La mise en relation de
ces deux processus d’identification met également en lumière la séparation
entre le milieu des professionnels du jonglage et celui des amateurs, qui
correspondent en outre à deux stades de construction de l’identité
« jongleur ». Il est certes tentant d’associer l’artistique au professionnalisme,
ainsi que le communautaire à l’amateurisme. L’enquête montre cependant que d’une
part des jongleurs amateurs ont une activité artistique, et que d’autre part des
jongleurs professionnels ont une activité communautaire, ce qui vient fortement
complexifier cette construction identitaire.
Ce processus d’identification se complique davantage
lorsqu’on le rattache au cirque et qu’on l’ouvre aux notions de « communauté » et de
« monde ».
Nous avons en effet fait l’hypothèse d’un monde de la
jongle qui met l’artistique et le communautaire en interaction autour d’une
identité « jongle ». L’utilisation de la notion de « monde de
l’art » nous a paru également pertinente. Il est possible cependant d’interroger
davantage cette notion en mettant en lumière la dialectique monde de
l’art/monde communautaire. Ou encore monde des professionnels et monde des
amateurs, qui apparaissent souvent bien séparés. Faire le parallèle entre monde
de la jongle et monde du cirque, chacun englobant amateurs et professionnels,
peut paraître également pertinent.
De même la notion de communauté peut être questionnée :
que dire d’une séparation entre communauté amateur et communauté des
professionnels, ou encore « corporation » des jongleurs professionnels ?

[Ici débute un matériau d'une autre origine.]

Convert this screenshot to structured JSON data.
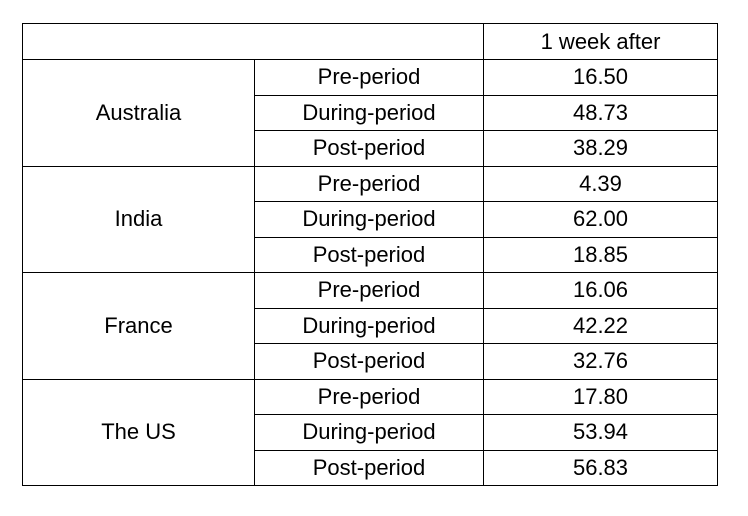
{
  "table": {
    "header": {
      "blank": "",
      "value_column": "1 week after"
    },
    "groups": [
      {
        "country": "Australia",
        "rows": [
          {
            "period": "Pre-period",
            "value": "16.50"
          },
          {
            "period": "During-period",
            "value": "48.73"
          },
          {
            "period": "Post-period",
            "value": "38.29"
          }
        ]
      },
      {
        "country": "India",
        "rows": [
          {
            "period": "Pre-period",
            "value": "4.39"
          },
          {
            "period": "During-period",
            "value": "62.00"
          },
          {
            "period": "Post-period",
            "value": "18.85"
          }
        ]
      },
      {
        "country": "France",
        "rows": [
          {
            "period": "Pre-period",
            "value": "16.06"
          },
          {
            "period": "During-period",
            "value": "42.22"
          },
          {
            "period": "Post-period",
            "value": "32.76"
          }
        ]
      },
      {
        "country": "The US",
        "rows": [
          {
            "period": "Pre-period",
            "value": "17.80"
          },
          {
            "period": "During-period",
            "value": "53.94"
          },
          {
            "period": "Post-period",
            "value": "56.83"
          }
        ]
      }
    ]
  }
}
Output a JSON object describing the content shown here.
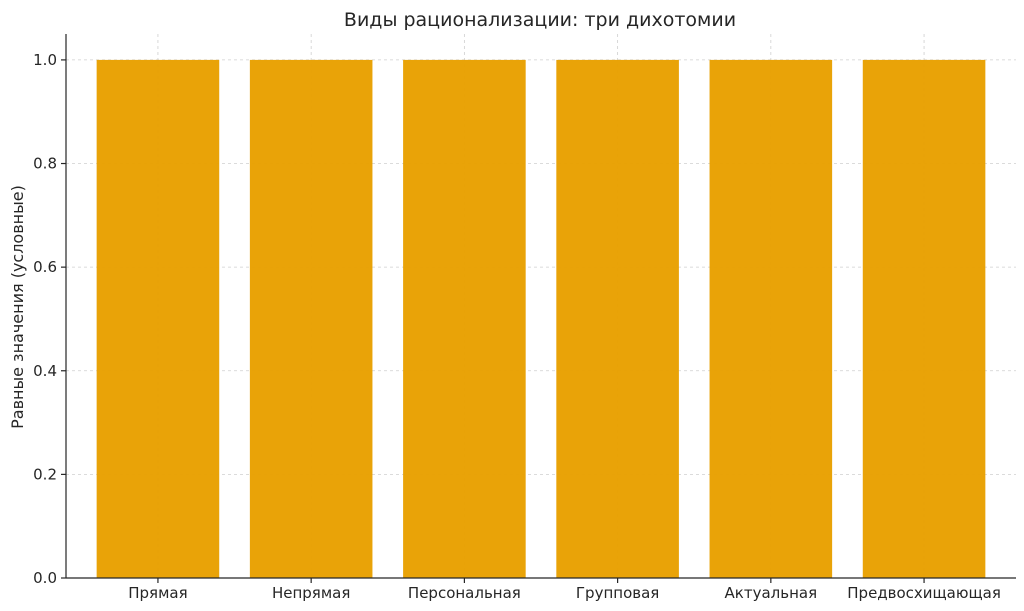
{
  "chart_data": {
    "type": "bar",
    "title": "Виды рационализации: три дихотомии",
    "xlabel": "",
    "ylabel": "Равные значения (условные)",
    "categories": [
      "Прямая",
      "Непрямая",
      "Персональная",
      "Групповая",
      "Актуальная",
      "Предвосхищающая"
    ],
    "values": [
      1.0,
      1.0,
      1.0,
      1.0,
      1.0,
      1.0
    ],
    "ylim": [
      0,
      1.05
    ],
    "yticks": [
      0.0,
      0.2,
      0.4,
      0.6,
      0.8,
      1.0
    ],
    "ytick_labels": [
      "0.0",
      "0.2",
      "0.4",
      "0.6",
      "0.8",
      "1.0"
    ],
    "grid": true,
    "legend": "none",
    "bar_color": "#E8A000"
  }
}
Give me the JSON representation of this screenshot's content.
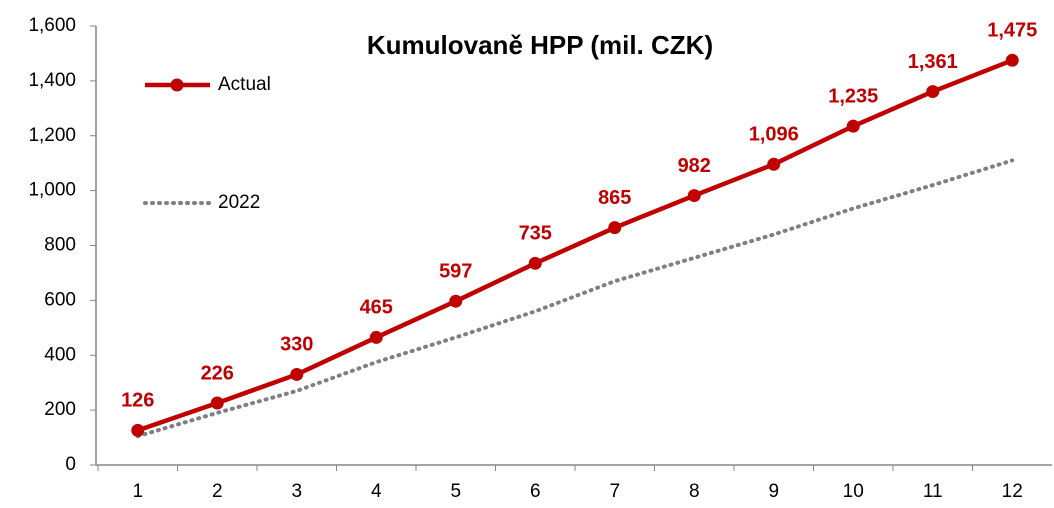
{
  "chart_data": {
    "type": "line",
    "title": "Kumulovaně HPP (mil. CZK)",
    "categories": [
      "1",
      "2",
      "3",
      "4",
      "5",
      "6",
      "7",
      "8",
      "9",
      "10",
      "11",
      "12"
    ],
    "series": [
      {
        "name": "Actual",
        "color": "#c00000",
        "style": "solid",
        "marker": "circle",
        "values": [
          126,
          226,
          330,
          465,
          597,
          735,
          865,
          982,
          1096,
          1235,
          1361,
          1475
        ],
        "value_labels": [
          "126",
          "226",
          "330",
          "465",
          "597",
          "735",
          "865",
          "982",
          "1,096",
          "1,235",
          "1,361",
          "1,475"
        ]
      },
      {
        "name": "2022",
        "color": "#808080",
        "style": "dotted",
        "values": [
          105,
          190,
          270,
          375,
          465,
          560,
          670,
          755,
          840,
          935,
          1020,
          1110
        ]
      }
    ],
    "ylim": [
      0,
      1600
    ],
    "yticks": [
      0,
      200,
      400,
      600,
      800,
      {
        "value": 1000,
        "label": "1,000"
      },
      {
        "value": 1200,
        "label": "1,200"
      },
      {
        "value": 1400,
        "label": "1,400"
      },
      {
        "value": 1600,
        "label": "1,600"
      }
    ],
    "grid": false,
    "legend": "upper left"
  }
}
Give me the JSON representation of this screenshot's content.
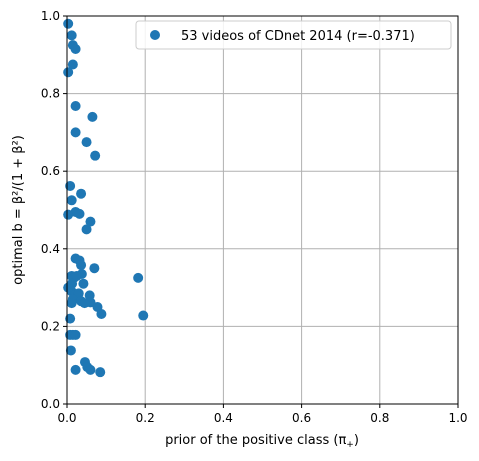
{
  "chart_data": {
    "type": "scatter",
    "xlabel": "prior of the positive class (π",
    "xlabel_sub": "+",
    "xlabel_end": ")",
    "ylabel": "optimal b = β²/(1 + β²)",
    "xlim": [
      0,
      1
    ],
    "ylim": [
      0,
      1
    ],
    "xticks": [
      "0.0",
      "0.2",
      "0.4",
      "0.6",
      "0.8",
      "1.0"
    ],
    "yticks": [
      "0.0",
      "0.2",
      "0.4",
      "0.6",
      "0.8",
      "1.0"
    ],
    "grid": true,
    "legend_position": "top-right",
    "series": [
      {
        "name": "53 videos of CDnet 2014 (r=-0.371)",
        "color": "#1f77b4",
        "points": [
          [
            0.003,
            0.98
          ],
          [
            0.012,
            0.95
          ],
          [
            0.015,
            0.925
          ],
          [
            0.022,
            0.915
          ],
          [
            0.015,
            0.875
          ],
          [
            0.003,
            0.855
          ],
          [
            0.022,
            0.768
          ],
          [
            0.065,
            0.74
          ],
          [
            0.022,
            0.7
          ],
          [
            0.05,
            0.675
          ],
          [
            0.072,
            0.64
          ],
          [
            0.008,
            0.562
          ],
          [
            0.036,
            0.542
          ],
          [
            0.012,
            0.525
          ],
          [
            0.022,
            0.495
          ],
          [
            0.032,
            0.49
          ],
          [
            0.003,
            0.488
          ],
          [
            0.06,
            0.47
          ],
          [
            0.05,
            0.45
          ],
          [
            0.022,
            0.375
          ],
          [
            0.032,
            0.37
          ],
          [
            0.036,
            0.358
          ],
          [
            0.07,
            0.35
          ],
          [
            0.012,
            0.33
          ],
          [
            0.018,
            0.325
          ],
          [
            0.038,
            0.335
          ],
          [
            0.182,
            0.325
          ],
          [
            0.013,
            0.31
          ],
          [
            0.042,
            0.31
          ],
          [
            0.012,
            0.29
          ],
          [
            0.02,
            0.28
          ],
          [
            0.03,
            0.285
          ],
          [
            0.058,
            0.28
          ],
          [
            0.015,
            0.27
          ],
          [
            0.036,
            0.265
          ],
          [
            0.06,
            0.262
          ],
          [
            0.012,
            0.26
          ],
          [
            0.078,
            0.25
          ],
          [
            0.088,
            0.232
          ],
          [
            0.195,
            0.228
          ],
          [
            0.008,
            0.22
          ],
          [
            0.008,
            0.178
          ],
          [
            0.015,
            0.178
          ],
          [
            0.022,
            0.178
          ],
          [
            0.01,
            0.138
          ],
          [
            0.046,
            0.108
          ],
          [
            0.052,
            0.095
          ],
          [
            0.06,
            0.088
          ],
          [
            0.022,
            0.088
          ],
          [
            0.085,
            0.082
          ],
          [
            0.003,
            0.3
          ],
          [
            0.045,
            0.26
          ],
          [
            0.025,
            0.33
          ]
        ]
      }
    ]
  }
}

La communauté des jongleurs et celle du cirque peuvent elle aussi être
comparées, sont-elles aussi clairement séparées ?
Il semble que si l’on prend en compte la multi dimension du
sens donné aux notions précédemment citées, l’analyse devient plus complexe. Il
est nécessaire de faire des choix sémantiques afin de « rendre
intelligible cette réalité sociale » selon Dominique Schnapper, mais
nier la possibilité de comprendre autrement les jongleurs serait réduire
artificiellement cette complexité sociale.
Beaucoup de questionnements subsistent donc, la satisfaction
d’une recherche aboutie réside d’après nous dans la mise en interaction des
dialectiques jongle/cirque, art/communauté, professionnalisme/amateurisme,
autour de la notion centrale « monde », qui doit être clairement
définie et dont l’emploi doit être pesé et interrogé, si l’on veut de cette
recherche qu’elles soit la plus intelligible possible.
Bibliographie :
-
Weber M. (1968). Essais sur la théorie de la
science. Paris : Plon
-
Becker Howard (1988) Les mondes de l’art. Flammarion.
-
Goffman E. (1973). La mise en scène de la vie quotidienne.
Paris : Minuit.
-
Schnapper D. (1999). La compréhension sociologique.
Paris : PUF.
-
Gastelais Pierre (2005). Le monde de la
jongle : entre pratique artistique et pratique communautaire. Mémoire
de MASTER en STAPS. Université de Rouen.